In the aftermath of Hurricane Fifi, which killed 5,000 Guatemalans, ruined crops, contaminated water systems and created a perfect situation to level the populace with typhoid fever, Wings of Hope flew around the clock delivering milk, medicine, typhoid shots, food and medical teams to remote areas cut off from communication with the outside world. The weather was marginal, the terrain hazardous and the country was a desolate swamp. In short, things were an unbelievable mess. The aid and assistance rendered by Wings of Hope accomplished more good for the United States than any government giveaway could ever achieve.

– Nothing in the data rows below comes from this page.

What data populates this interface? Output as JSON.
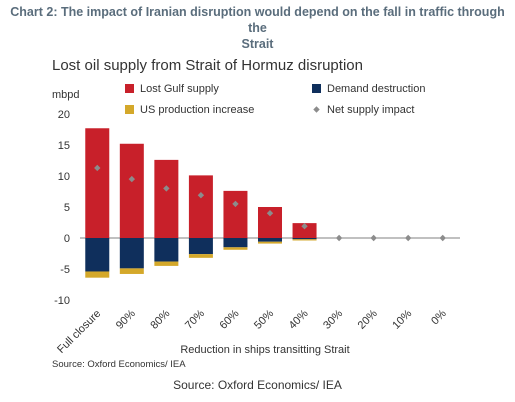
{
  "heading_line1": "Chart 2: The impact of Iranian disruption would depend on the fall in traffic through the",
  "heading_line2": "Strait",
  "footer_source": "Source: Oxford Economics/ IEA",
  "colors": {
    "lost_gulf_supply": "#c8202a",
    "demand_destruction": "#0f2f5c",
    "us_production_increase": "#d4a82a",
    "net_supply_impact": "#8c8c8c"
  },
  "chart_data": {
    "type": "bar",
    "title": "Lost oil supply from Strait of Hormuz disruption",
    "ylabel": "mbpd",
    "xlabel": "Reduction in ships transitting Strait",
    "source": "Source: Oxford Economics/ IEA",
    "ylim": [
      -10,
      20
    ],
    "yticks": [
      -10,
      -5,
      0,
      5,
      10,
      15,
      20
    ],
    "stacked": true,
    "legend_position": "top",
    "categories": [
      "Full closure",
      "90%",
      "80%",
      "70%",
      "60%",
      "50%",
      "40%",
      "30%",
      "20%",
      "10%",
      "0%"
    ],
    "series": [
      {
        "name": "Lost Gulf supply",
        "kind": "bar",
        "values": [
          17.7,
          15.2,
          12.6,
          10.1,
          7.6,
          5.0,
          2.4,
          0,
          0,
          0,
          0
        ]
      },
      {
        "name": "Demand destruction",
        "kind": "bar",
        "values": [
          -5.4,
          -4.9,
          -3.8,
          -2.6,
          -1.5,
          -0.6,
          -0.2,
          0,
          0,
          0,
          0
        ]
      },
      {
        "name": "US production increase",
        "kind": "bar",
        "values": [
          -1.0,
          -0.9,
          -0.7,
          -0.6,
          -0.4,
          -0.3,
          -0.2,
          0,
          0,
          0,
          0
        ]
      },
      {
        "name": "Net supply impact",
        "kind": "marker",
        "values": [
          11.3,
          9.5,
          8.0,
          6.9,
          5.5,
          4.0,
          1.9,
          0,
          0,
          0,
          0
        ]
      }
    ]
  }
}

Tax deductible contributions from the aviation community may be in several forms. Cash, of course, is great, but they seek new or used airplanes, engines, avionics, medicine, tools, real estate, boats, good used cars or trucks, heavy equipment tools and the hundreds of items necessary to lessen human misery on four continents. Wings of Hope headquarters is at 2319 Hampton Avenue, St. Louis, Missouri 63139. American Airline pilots chipped in and bought Wings of Hope a Cessna 180 Skywagon. The American business and commercial aviation community can do far more if they only will.